[linux-lvm] LILO configuration for LVM "boot" filesystem

Andreas Dilger adilger at turbolinux.com
Mon Jun 4 17:56:04 UTC 2001


Brian writes:
> When I try to boot with the LVM disk I get "LI" and that is it.  The
> LILO docs say this about "LI":
> 
> This means the first-stage loader gained control; it thought it success-
> fully loaded the second-stage loader; but it never got there.  This most
> often occurs when the second-stage loader, '/boot/boot.b', is not load-
> able using the BIOS.

Are you sure that you can boot directly from /dev/hdg and/or the partition
that /dev/system/root lives on?  It may well be that the BIOS doesn't
understand this disk (I have never tried it myself).  Have you ever tried
booting from this setup without LVM?

On my LVM/LILO test system, I first made a regular partition for /boot,
and ensured that the BIOS could boot from there, and that I had all of
the right files, etc.  Then I backed the whole thing up, turned the
partition into a PV->VG->LV, restored the data and fixed up lilo.conf
to have the LV name instead of the partition name, and re-ran lilo.
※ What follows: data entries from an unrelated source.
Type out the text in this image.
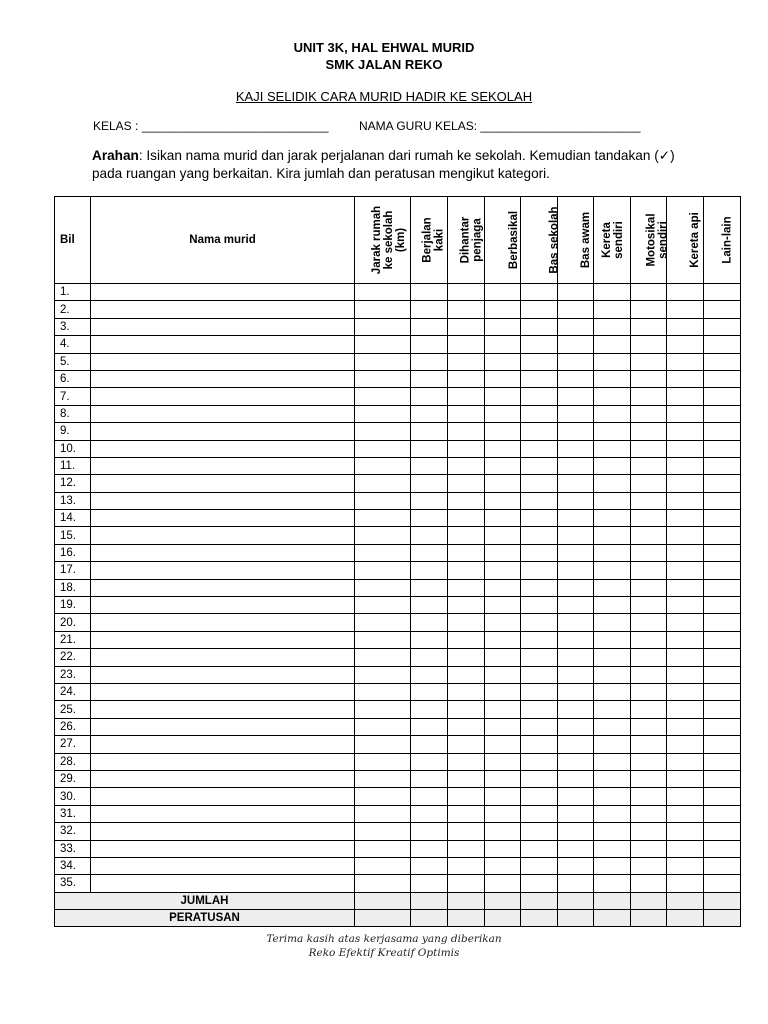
UNIT 3K, HAL EHWAL MURID
SMK JALAN REKO
KAJI SELIDIK CARA MURID HADIR KE SEKOLAH
KELAS : ____________________________	NAMA GURU KELAS: ________________________
Arahan: Isikan nama murid dan jarak perjalanan dari rumah ke sekolah. Kemudian tandakan (✓) pada ruangan yang berkaitan. Kira jumlah dan peratusan mengikut kategori.
Bil	Nama murid	Jarak rumah
ke sekolah
(km)	Berjalan
kaki	Dihantar
penjaga	Berbasikal	Bas sekolah	Bas awam	Kereta
sendiri	Motosikal
sendiri	Kereta api	Lain-lain
1.											
2.											
3.											
4.											
5.											
6.											
7.											
8.											
9.											
10.											
11.											
12.											
13.											
14.											
15.											
16.											
17.											
18.											
19.											
20.											
21.											
22.											
23.											
24.											
25.											
26.											
27.											
28.											
29.											
30.											
31.											
32.											
33.											
34.											
35.											
JUMLAH											
PERATUSAN											
Terima kasih atas kerjasama yang diberikan
Reko Efektif Kreatif Optimis
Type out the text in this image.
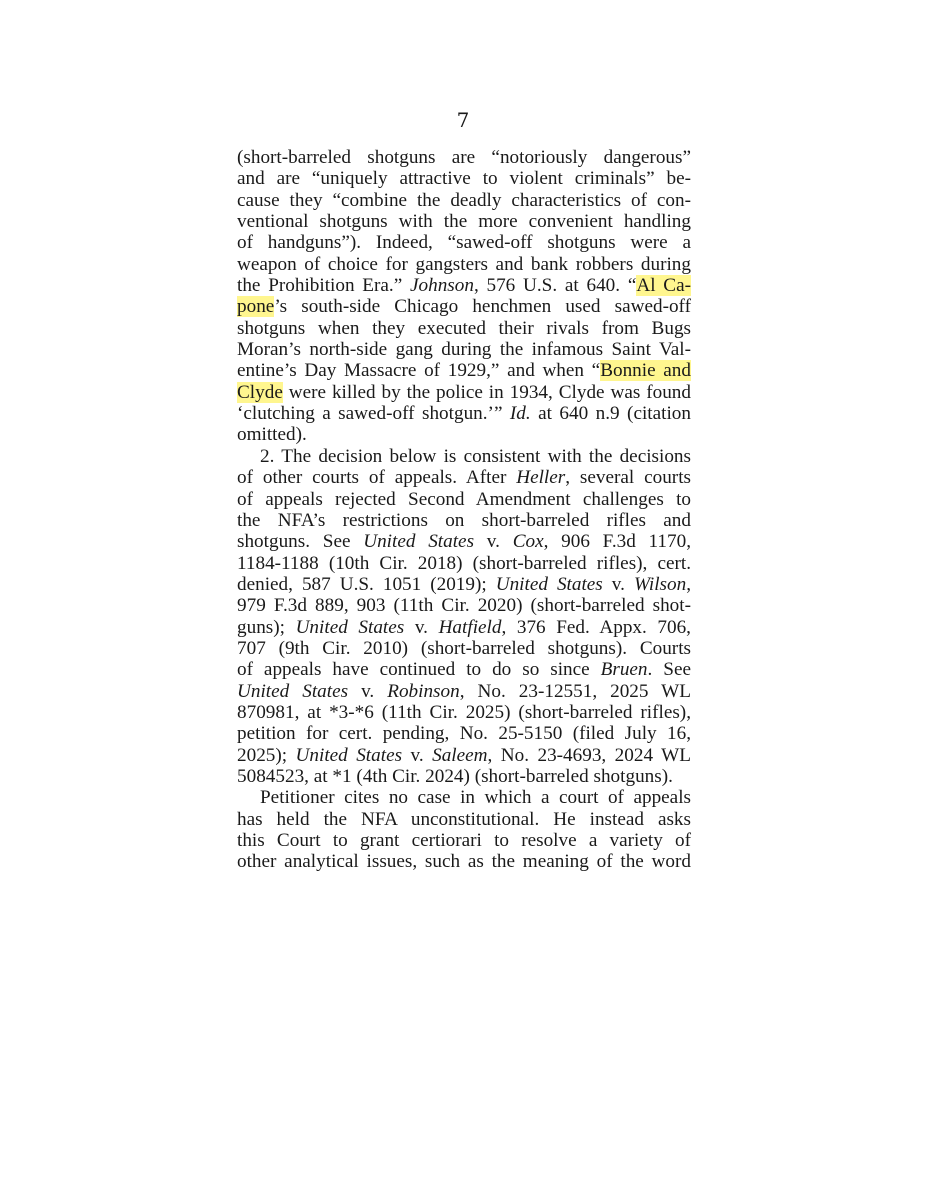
7
(short-barreled shotguns are “notoriously dangerous”
and are “uniquely attractive to violent criminals” be-
cause they “combine the deadly characteristics of con-
ventional shotguns with the more convenient handling
of handguns”). Indeed, “sawed-off shotguns were a
weapon of choice for gangsters and bank robbers during
the Prohibition Era.” Johnson, 576 U.S. at 640. “Al Ca-
pone’s south-side Chicago henchmen used sawed-off
shotguns when they executed their rivals from Bugs
Moran’s north-side gang during the infamous Saint Val-
entine’s Day Massacre of 1929,” and when “Bonnie and
Clyde were killed by the police in 1934, Clyde was found
‘clutching a sawed-off shotgun.’” Id. at 640 n.9 (citation
omitted).
2. The decision below is consistent with the decisions
of other courts of appeals. After Heller, several courts
of appeals rejected Second Amendment challenges to
the NFA’s restrictions on short-barreled rifles and
shotguns. See United States v. Cox, 906 F.3d 1170,
1184-1188 (10th Cir. 2018) (short-barreled rifles), cert.
denied, 587 U.S. 1051 (2019); United States v. Wilson,
979 F.3d 889, 903 (11th Cir. 2020) (short-barreled shot-
guns); United States v. Hatfield, 376 Fed. Appx. 706,
707 (9th Cir. 2010) (short-barreled shotguns). Courts
of appeals have continued to do so since Bruen. See
United States v. Robinson, No. 23-12551, 2025 WL
870981, at *3-*6 (11th Cir. 2025) (short-barreled rifles),
petition for cert. pending, No. 25-5150 (filed July 16,
2025); United States v. Saleem, No. 23-4693, 2024 WL
5084523, at *1 (4th Cir. 2024) (short-barreled shotguns).
Petitioner cites no case in which a court of appeals
has held the NFA unconstitutional. He instead asks
this Court to grant certiorari to resolve a variety of
other analytical issues, such as the meaning of the word
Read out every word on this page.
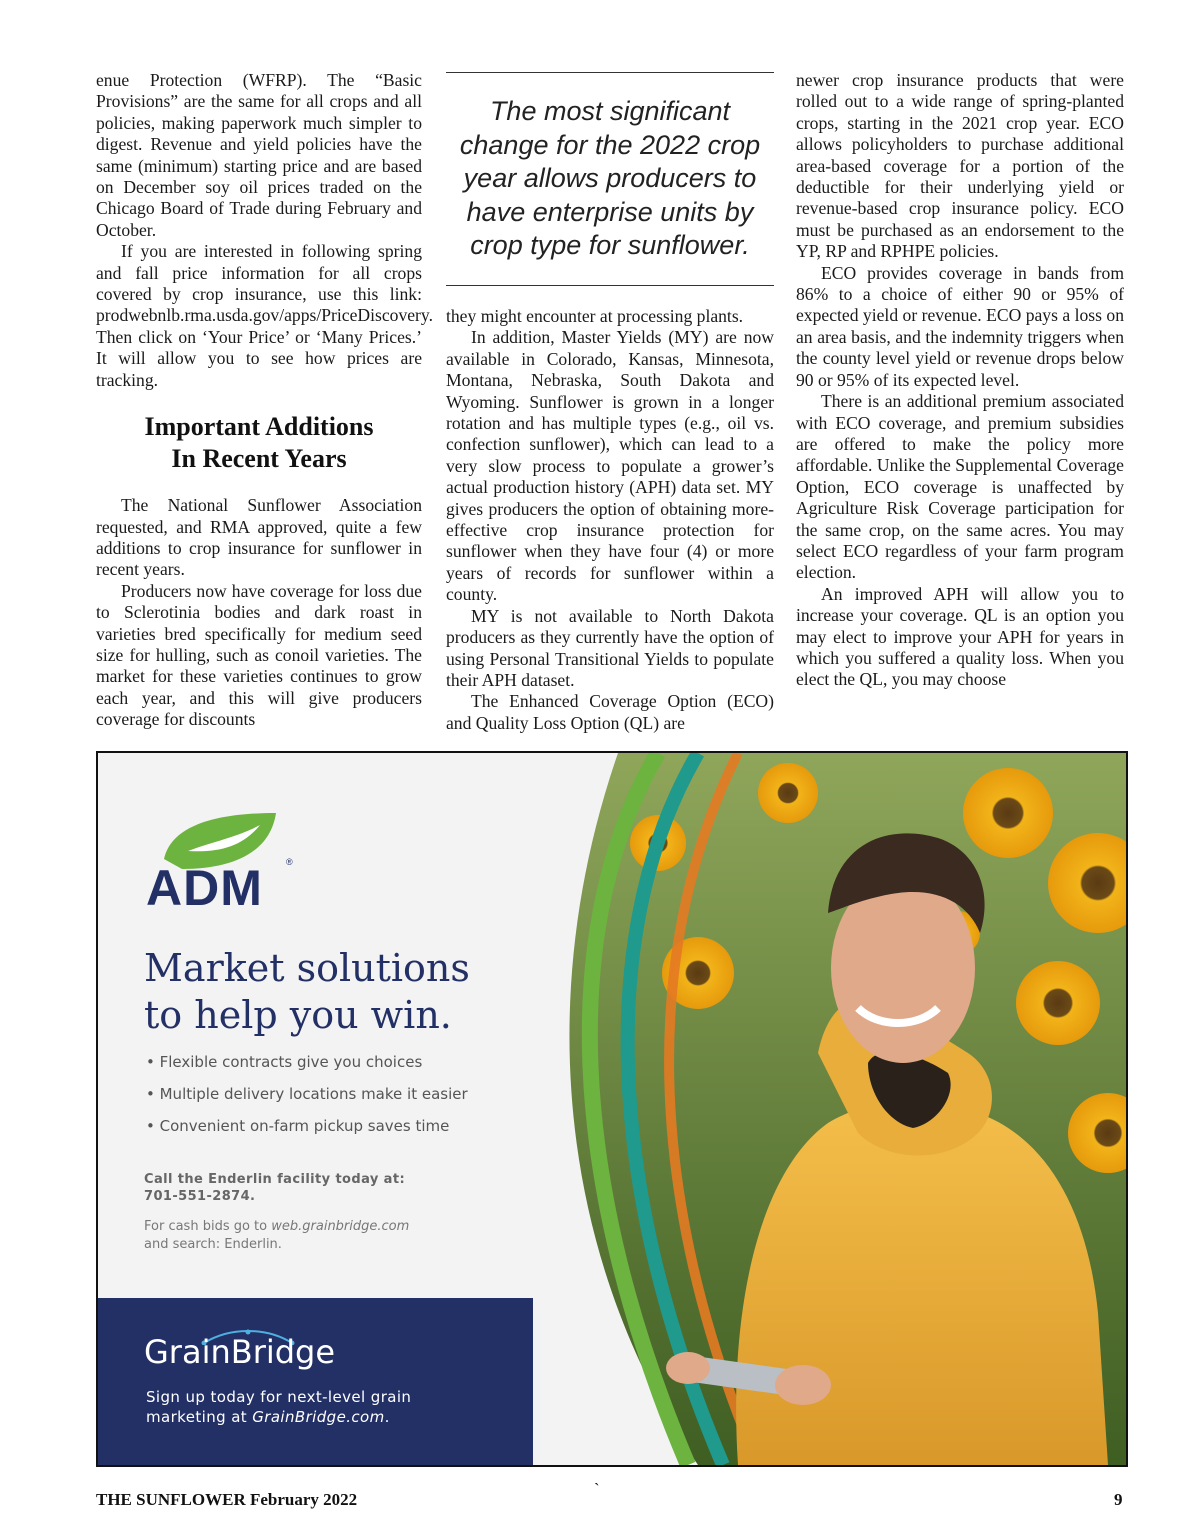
enue Protection (WFRP). The “Basic Provisions” are the same for all crops and all policies, making paperwork much simpler to digest. Revenue and yield policies have the same (minimum) starting price and are based on December soy oil prices traded on the Chicago Board of Trade during February and October.

If you are interested in following spring and fall price information for all crops covered by crop insurance, use this link: prodwebnlb.rma.usda.gov/apps/PriceDiscovery. Then click on ‘Your Price’ or ‘Many Prices.’ It will allow you to see how prices are tracking.

Important Additions
In Recent Years

The National Sunflower Association requested, and RMA approved, quite a few additions to crop insurance for sunflower in recent years.

Producers now have coverage for loss due to Sclerotinia bodies and dark roast in varieties bred specifically for medium seed size for hulling, such as conoil varieties. The market for these varieties continues to grow each year, and this will give producers coverage for discounts

The most significant change for the 2022 crop year allows producers to have enterprise units by crop type for sunflower.

they might encounter at processing plants.

In addition, Master Yields (MY) are now available in Colorado, Kansas, Minnesota, Montana, Nebraska, South Dakota and Wyoming. Sunflower is grown in a longer rotation and has multiple types (e.g., oil vs. confection sunflower), which can lead to a very slow process to populate a grower’s actual production history (APH) data set. MY gives producers the option of obtaining more-effective crop insurance protection for sunflower when they have four (4) or more years of records for sunflower within a county.

MY is not available to North Dakota producers as they currently have the option of using Personal Transitional Yields to populate their APH dataset.

The Enhanced Coverage Option (ECO) and Quality Loss Option (QL) are

newer crop insurance products that were rolled out to a wide range of spring-planted crops, starting in the 2021 crop year. ECO allows policyholders to purchase additional area-based coverage for a portion of the deductible for their underlying yield or revenue-based crop insurance policy. ECO must be purchased as an endorsement to the YP, RP and RPHPE policies.

ECO provides coverage in bands from 86% to a choice of either 90 or 95% of expected yield or revenue. ECO pays a loss on an area basis, and the indemnity triggers when the county level yield or revenue drops below 90 or 95% of its expected level.

There is an additional premium associated with ECO coverage, and premium subsidies are offered to make the policy more affordable. Unlike the Supplemental Coverage Option, ECO coverage is unaffected by Agriculture Risk Coverage participation for the same crop, on the same acres. You may select ECO regardless of your farm program election.

An improved APH will allow you to increase your coverage. QL is an option you may elect to improve your APH for years in which you suffered a quality loss. When you elect the QL, you may choose

ADM	®
Market solutions
to help you win.
• Flexible contracts give you choices
• Multiple delivery locations make it easier
• Convenient on-farm pickup saves time
Call the Enderlin facility today at:
701-551-2874.
For cash bids go to web.grainbridge.com
and search: Enderlin.
GrainBridge
Sign up today for next-level grain
marketing at GrainBridge.com.
THE SUNFLOWER February 2022
`
9
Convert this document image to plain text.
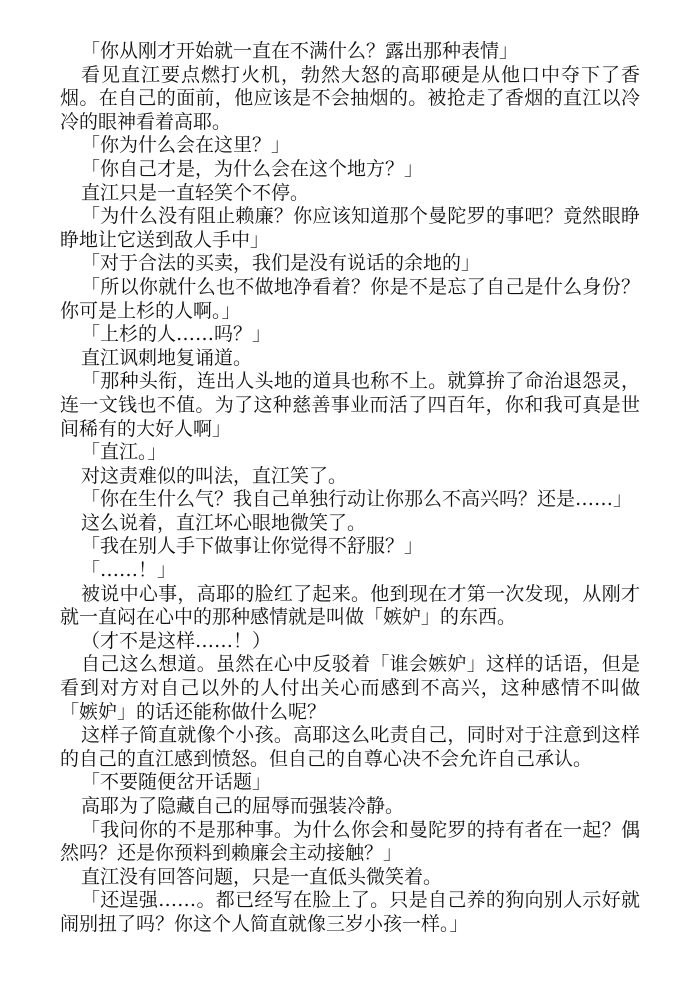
「你从刚才开始就一直在不满什么？露出那种表情」

看见直江要点燃打火机，勃然大怒的高耶硬是从他口中夺下了香烟。在自己的面前，他应该是不会抽烟的。被抢走了香烟的直江以冷冷的眼神看着高耶。

「你为什么会在这里？」

「你自己才是，为什么会在这个地方？」

直江只是一直轻笑个不停。

「为什么没有阻止赖廉？你应该知道那个曼陀罗的事吧？竟然眼睁睁地让它送到敌人手中」

「对于合法的买卖，我们是没有说话的余地的」

「所以你就什么也不做地净看着？你是不是忘了自己是什么身份？你可是上杉的人啊。」

「上杉的人……吗？」

直江讽刺地复诵道。

「那种头衔，连出人头地的道具也称不上。就算拚了命治退怨灵，连一文钱也不值。为了这种慈善事业而活了四百年，你和我可真是世间稀有的大好人啊」

「直江。」

对这责难似的叫法，直江笑了。

「你在生什么气？我自己单独行动让你那么不高兴吗？还是……」

这么说着，直江坏心眼地微笑了。

「我在别人手下做事让你觉得不舒服？」

「……！」

被说中心事，高耶的脸红了起来。他到现在才第一次发现，从刚才就一直闷在心中的那种感情就是叫做「嫉妒」的东西。

（才不是这样……！）

自己这么想道。虽然在心中反驳着「谁会嫉妒」这样的话语，但是看到对方对自己以外的人付出关心而感到不高兴，这种感情不叫做「嫉妒」的话还能称做什么呢？

这样子简直就像个小孩。高耶这么叱责自己，同时对于注意到这样的自己的直江感到愤怒。但自己的自尊心决不会允许自己承认。

「不要随便岔开话题」

高耶为了隐藏自己的屈辱而强装冷静。

「我问你的不是那种事。为什么你会和曼陀罗的持有者在一起？偶然吗？还是你预料到赖廉会主动接触？」

直江没有回答问题，只是一直低头微笑着。

「还逞强……。都已经写在脸上了。只是自己养的狗向别人示好就闹别扭了吗？你这个人简直就像三岁小孩一样。」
> Which would suggest to me that the mapping is not making it through
> LVM correct me.  But I don't really know that much about how LILO
> really works with the underlying device.

I take it that this is not the other system we are talking about in which
you are moving disks around, is it?  That would complicate matters a bit
for trying to find the cause of this problem.

> My current lilo.conf is:
> 
> boot=/dev/hdg
> map=/boot/map
> install=/boot/boot.b
> vga=780
> default=linux
> keytable=/boot/us.klt
> lba32
> prompt
> timeout=50
> message=/boot/message
> 
> image=/boot/vmlinuz
>     label=linux
>     root=/dev/system/root
>     initrd=/boot/initrd-lvm-2.4.5-1.1mdk.gz
>     append=" hda=ide-scsi devfs=mount video=matrox:vesa:263"
>     read-only

Could you check that the output of "lilo -v5" produces reasonable block
numbers for your kernel image?  You can find out what "reasonable" is
by checking "lvdisplay -v /dev/system/root" output for PV location of
this LV, and then checking partition start offset via /proc/partitions.
Finally, you can use debugfs to list the filesystem blocks used by the
kernel image in that filesystem (via "stat file").

If you go the route of making a regular /boot partition first, you can
save the output of "lilo -v5" from before and after and compare.  There
should be a fixed offset between the partition and LV case, which should
match where your PE data starts (see "pvdata -PP /dev/hdX" and add pe_on_disk
base and size to get start of PE 0 on disk).

Cheers, Andreas
-- 
Andreas Dilger  \ "If a man ate a pound of pasta and a pound of antipasto,
                 \  would they cancel out, leaving him still hungry?"